韓国経済は対外貿易が国内総生産(GDP)の約半分を占めるほど貿易に依存しており、中でも中国は輸出入ともに最大の貿易相手国となっている。韓国の朴槿恵政権が中国に急接近したのにはこうした背景がある。もちろん反日姿勢を崩さない朴槿恵大統領(61)にとって、対日外交で中国と共闘しようという思惑もあるだろう。

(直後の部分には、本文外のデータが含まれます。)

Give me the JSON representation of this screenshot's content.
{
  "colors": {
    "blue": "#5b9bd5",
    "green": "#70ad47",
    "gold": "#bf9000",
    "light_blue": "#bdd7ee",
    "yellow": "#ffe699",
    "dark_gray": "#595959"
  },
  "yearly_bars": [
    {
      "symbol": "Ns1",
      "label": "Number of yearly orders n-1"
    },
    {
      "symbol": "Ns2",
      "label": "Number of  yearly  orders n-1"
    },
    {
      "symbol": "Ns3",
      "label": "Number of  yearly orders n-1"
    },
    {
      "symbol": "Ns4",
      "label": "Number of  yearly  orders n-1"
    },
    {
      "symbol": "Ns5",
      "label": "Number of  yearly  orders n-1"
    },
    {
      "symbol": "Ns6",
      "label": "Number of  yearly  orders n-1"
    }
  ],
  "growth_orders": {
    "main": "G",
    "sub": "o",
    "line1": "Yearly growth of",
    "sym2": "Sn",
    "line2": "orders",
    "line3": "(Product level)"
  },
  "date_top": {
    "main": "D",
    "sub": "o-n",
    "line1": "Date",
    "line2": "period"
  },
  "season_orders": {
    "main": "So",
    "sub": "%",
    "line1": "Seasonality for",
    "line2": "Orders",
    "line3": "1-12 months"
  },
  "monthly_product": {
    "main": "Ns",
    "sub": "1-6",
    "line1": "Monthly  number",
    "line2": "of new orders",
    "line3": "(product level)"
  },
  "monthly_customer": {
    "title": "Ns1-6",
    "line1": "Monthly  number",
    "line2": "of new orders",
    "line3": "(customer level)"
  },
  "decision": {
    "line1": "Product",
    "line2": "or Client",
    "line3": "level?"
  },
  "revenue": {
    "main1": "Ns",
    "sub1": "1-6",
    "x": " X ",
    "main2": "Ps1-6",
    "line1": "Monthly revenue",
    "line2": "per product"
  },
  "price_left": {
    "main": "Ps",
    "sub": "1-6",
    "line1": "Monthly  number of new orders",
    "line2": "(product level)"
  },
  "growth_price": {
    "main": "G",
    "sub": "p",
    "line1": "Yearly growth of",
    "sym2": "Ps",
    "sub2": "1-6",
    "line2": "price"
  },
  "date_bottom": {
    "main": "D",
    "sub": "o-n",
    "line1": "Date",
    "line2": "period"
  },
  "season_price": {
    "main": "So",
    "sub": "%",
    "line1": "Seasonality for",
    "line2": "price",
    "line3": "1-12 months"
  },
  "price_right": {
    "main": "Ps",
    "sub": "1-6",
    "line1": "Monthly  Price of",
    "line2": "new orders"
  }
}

 朴槿恵氏は自由民主主義と資本主義体制という同じ価値観を持つ米国と同盟関係を維持しながら、人権が抑圧され自由も制限された共産党一党独裁国家、中国とも良好な関係を築いていくというバランス外交を目指しているようだ。

 バランス外交は二股外交とも言える。米国と中国のいずれかを選択しなければいけない事態が起きた時、韓国は試される。中国が先頃行った、日本に対する挑発とみられる東シナ海上空への防空識別圏設定は、韓国には「寝耳に水」だったはずだ。この防空圏には中国が領有権を主張する日本の領土、尖閣諸島(沖縄県石垣市)だけでなく、中韓が管轄権を争う海中岩礁、離於島(中国名・蘇岩礁)の上空も含まれていたからだ。